The Most Common Retirement Mistake (and How to Fix It)
Are you making these common retirement mistakes? Having a nest egg is important to U.S. workers, and we do our best to stash away funds for our golden years. However, an estimated 46% Americans are missing out on thousands of dollars every year with this major blunder: using a regular savings account instead of investing in a retirement plan. Here’s why using a basic savings account could be catastrophic to your retirement plans, and how to save for retirement the smart way.
A big retirement mistake is using a savings account for your retirement funds?
You can’t invest money that’s sitting in savings.
Once your money enters a savings account, it grows VERY slowly. Interest returns on a savings account, while technically very secure, are extremely small compared to returns from investment-based retirement plans.
Although more cautious savers may be nervous to put their savings into what seems like a volatile market, it’s really not as scary as it seems! Especially for those who are a decade or two from retirement—the risk of investment is reduced over time as you ride out the highs and lows. Avoiding this common retirement mistake can help you long term financially.
Here’s an example: If you use a basic savings account to sock away $300 a month for 40 years, you’ll have about $175,000 in savings assuming a 1% annual return. If you invest $300 a month for 40 years in a 401(k), you’ll be cashing out your 401(k) at about $718,000 (assuming a 7% annual return). Quite a difference, right?
Retirement plans allow for significant tax savings
Savings accounts offer no tax breaks. Retirement plans, on the other hand, give you the opportunity to reduce your tax expenses in a few ways. Here are some examples:
- Tax reductions: Contributions to common retirement plans reduce your taxable income, making tax season far less stressful.

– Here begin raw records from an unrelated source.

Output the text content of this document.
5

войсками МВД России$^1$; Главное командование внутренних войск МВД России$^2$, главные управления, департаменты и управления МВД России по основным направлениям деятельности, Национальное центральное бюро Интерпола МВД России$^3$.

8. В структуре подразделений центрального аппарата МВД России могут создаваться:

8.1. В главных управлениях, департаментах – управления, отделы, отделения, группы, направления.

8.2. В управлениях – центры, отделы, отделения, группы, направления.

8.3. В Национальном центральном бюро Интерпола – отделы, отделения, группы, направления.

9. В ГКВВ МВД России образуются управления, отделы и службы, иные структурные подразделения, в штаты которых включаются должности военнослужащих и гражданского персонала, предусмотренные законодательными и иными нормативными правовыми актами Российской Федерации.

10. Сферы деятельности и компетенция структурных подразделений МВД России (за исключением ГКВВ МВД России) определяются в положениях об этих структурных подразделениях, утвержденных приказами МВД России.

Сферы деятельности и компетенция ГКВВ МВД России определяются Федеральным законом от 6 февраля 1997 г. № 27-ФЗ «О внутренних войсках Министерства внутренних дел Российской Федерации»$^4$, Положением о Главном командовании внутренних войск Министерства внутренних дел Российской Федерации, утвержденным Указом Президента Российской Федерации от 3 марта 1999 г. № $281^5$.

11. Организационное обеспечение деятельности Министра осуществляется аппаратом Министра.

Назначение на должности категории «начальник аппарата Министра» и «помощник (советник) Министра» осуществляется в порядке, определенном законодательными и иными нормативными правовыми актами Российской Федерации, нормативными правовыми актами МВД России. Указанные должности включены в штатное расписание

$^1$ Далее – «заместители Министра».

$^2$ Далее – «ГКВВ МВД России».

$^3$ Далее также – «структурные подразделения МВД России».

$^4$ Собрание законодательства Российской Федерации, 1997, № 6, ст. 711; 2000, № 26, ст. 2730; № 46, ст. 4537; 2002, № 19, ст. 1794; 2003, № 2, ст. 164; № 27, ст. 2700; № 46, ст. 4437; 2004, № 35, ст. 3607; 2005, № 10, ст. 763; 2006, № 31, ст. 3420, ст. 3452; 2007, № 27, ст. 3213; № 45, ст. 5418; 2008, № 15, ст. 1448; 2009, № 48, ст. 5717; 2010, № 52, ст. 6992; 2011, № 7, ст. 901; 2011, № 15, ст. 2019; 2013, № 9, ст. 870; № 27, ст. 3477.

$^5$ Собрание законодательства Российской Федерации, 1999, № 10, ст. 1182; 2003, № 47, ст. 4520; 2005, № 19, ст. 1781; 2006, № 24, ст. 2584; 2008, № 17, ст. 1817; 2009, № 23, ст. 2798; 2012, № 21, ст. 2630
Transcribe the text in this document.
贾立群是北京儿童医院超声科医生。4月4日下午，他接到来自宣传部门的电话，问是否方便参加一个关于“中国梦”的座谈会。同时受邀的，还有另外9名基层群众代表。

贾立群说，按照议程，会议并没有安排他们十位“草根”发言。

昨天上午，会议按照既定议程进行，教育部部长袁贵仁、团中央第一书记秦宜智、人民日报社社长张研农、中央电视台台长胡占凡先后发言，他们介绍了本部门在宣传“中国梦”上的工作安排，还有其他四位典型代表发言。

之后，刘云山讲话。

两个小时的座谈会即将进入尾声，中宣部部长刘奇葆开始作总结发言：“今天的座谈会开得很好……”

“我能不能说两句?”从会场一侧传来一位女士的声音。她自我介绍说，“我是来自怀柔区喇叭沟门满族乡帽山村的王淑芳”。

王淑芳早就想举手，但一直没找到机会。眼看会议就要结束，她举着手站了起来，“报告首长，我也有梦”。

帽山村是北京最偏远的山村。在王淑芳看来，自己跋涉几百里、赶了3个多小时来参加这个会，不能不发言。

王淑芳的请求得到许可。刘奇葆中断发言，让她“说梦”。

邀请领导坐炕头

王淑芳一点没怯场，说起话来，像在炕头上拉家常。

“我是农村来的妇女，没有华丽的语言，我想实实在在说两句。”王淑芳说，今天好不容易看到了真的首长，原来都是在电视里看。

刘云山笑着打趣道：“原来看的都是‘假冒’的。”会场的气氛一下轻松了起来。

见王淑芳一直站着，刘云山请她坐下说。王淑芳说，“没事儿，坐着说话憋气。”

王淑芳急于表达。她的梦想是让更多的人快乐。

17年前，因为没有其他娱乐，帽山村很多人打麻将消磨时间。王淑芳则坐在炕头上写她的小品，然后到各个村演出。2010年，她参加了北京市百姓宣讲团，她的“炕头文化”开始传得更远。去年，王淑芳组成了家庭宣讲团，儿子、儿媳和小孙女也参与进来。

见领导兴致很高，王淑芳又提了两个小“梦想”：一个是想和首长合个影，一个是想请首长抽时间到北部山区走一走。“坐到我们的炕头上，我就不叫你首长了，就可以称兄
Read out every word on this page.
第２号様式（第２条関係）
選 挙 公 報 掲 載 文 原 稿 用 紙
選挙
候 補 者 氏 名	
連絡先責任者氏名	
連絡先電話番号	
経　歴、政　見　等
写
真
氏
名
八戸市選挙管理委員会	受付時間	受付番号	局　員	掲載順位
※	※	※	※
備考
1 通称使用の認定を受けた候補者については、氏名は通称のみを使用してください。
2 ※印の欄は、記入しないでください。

- Tax deferrals: Most contributions are tax-deferred, meaning you won’t pay taxes on them right now. Instead, you’ll be taxed during retirement, when you’re likely to be in a lower tax bracket. Investment gains on a traditional IRA or 401(k) are also tax-deferred.
- Tax- free withdrawals: Some retirement plans, such as Roth IRAs, allow you to withdraw money tax-free.
Is there ever a reason to use a savings account instead of investing?
Absolutely. A savings account allows for easier withdrawals for emergency expenses. Having some cash stashed away will prevent you from one major financial blunder: cashing out your 401(k) to cover unexpected events. Cashing out your 401(k) early comes with hefty penalties and should be avoided.
Is it too late to start investing?
It’s never too late, even if you’ve been using a basic savings account instead of a retirement plan. If retirement is approaching soon, you could move your savings into a high risk/high return investment option. If you have a couple decades to go, you might try an IRA or double down on employer-sponsored 401(k) options. Make sure you’re familiar with your options.
No matter your situation, it’s wise to speak to a trusted financial advisor to help assess your best investment opportunities. The right information could mean the difference between a comfortable retirement or a last-minute-saving-scramble. Best of luck and happy investing!